Hours Essentially a 40-hour week, "not because you have to, more because you want to. With a lot of research you take it to the end. There's not a deadline but you're expected to say when you're done."
Work-life balance Mastrodomenico commutes from Swindon, an hour or so away by train. "People work to fit their lifestyle here, not the other way round. It's quite easy to work from home, but I think on research-type projects it's better to work with the people most of the time."
Best thing "It's all pretty good. You're doing statistics in a sports environment ? for a lot of people it's a dream job, basically. In terms of statistics you're the prettiest girl at the ball."

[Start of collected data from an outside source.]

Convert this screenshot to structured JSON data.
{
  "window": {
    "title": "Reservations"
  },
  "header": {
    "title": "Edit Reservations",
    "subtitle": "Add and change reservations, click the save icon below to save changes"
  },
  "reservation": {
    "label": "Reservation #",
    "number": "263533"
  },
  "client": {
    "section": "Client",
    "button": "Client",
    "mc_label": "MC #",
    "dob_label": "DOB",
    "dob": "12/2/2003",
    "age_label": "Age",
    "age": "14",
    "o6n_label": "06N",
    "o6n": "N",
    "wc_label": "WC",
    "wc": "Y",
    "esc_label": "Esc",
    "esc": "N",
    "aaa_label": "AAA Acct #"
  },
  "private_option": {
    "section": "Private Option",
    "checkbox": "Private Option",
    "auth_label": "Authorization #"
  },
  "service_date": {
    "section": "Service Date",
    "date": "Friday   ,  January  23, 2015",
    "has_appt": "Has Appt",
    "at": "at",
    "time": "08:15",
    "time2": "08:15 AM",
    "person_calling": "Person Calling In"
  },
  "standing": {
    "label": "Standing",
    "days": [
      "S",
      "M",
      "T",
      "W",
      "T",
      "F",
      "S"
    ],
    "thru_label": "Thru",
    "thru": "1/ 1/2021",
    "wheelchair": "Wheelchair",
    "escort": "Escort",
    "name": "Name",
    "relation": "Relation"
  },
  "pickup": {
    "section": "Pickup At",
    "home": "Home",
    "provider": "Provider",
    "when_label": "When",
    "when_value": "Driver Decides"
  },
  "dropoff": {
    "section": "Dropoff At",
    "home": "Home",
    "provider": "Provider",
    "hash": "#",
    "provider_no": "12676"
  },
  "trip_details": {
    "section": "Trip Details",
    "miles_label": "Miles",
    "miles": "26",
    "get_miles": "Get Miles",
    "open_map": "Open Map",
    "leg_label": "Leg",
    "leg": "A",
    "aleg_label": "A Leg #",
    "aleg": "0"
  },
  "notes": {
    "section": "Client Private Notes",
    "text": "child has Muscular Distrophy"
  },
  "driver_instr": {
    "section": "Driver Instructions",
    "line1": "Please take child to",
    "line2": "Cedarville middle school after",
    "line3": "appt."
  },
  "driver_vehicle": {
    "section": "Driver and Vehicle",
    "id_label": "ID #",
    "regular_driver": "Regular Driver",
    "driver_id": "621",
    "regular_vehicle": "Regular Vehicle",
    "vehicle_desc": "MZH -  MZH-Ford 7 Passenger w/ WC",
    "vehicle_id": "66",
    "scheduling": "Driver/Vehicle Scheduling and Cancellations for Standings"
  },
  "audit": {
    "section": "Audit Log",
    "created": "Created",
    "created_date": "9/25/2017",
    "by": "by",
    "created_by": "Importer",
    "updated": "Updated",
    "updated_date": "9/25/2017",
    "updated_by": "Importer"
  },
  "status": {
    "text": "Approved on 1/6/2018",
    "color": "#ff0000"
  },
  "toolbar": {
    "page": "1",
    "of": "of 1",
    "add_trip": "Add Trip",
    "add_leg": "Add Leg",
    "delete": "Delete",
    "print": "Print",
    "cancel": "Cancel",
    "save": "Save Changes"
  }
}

Worst thing "There's nothing that bad. Personally, it's the commute. There's frustration, sometimes, when you're working on something new and don't know where you're going, but that's typical research frustration."
Overtime
The biggest myth about Rob's job 'is that we're all degenerate gamblers, when in fact we don't bet at all. We're privy to some very sensitive commercial information and we don't want to blur the lines. So we steer clear.' For lunch Rob has 'soup, Monday to Thursday. Pretty boring. On Friday I'll treat myself to a sandwich.' Rob plays guitar in an indie rock band. They used to play a lot of gigs, but at 30, he feels his ambitions of being a rock star might be on the wane. Rob's favourite band is "the Foo Fighters. Or of all-time, the Beatles".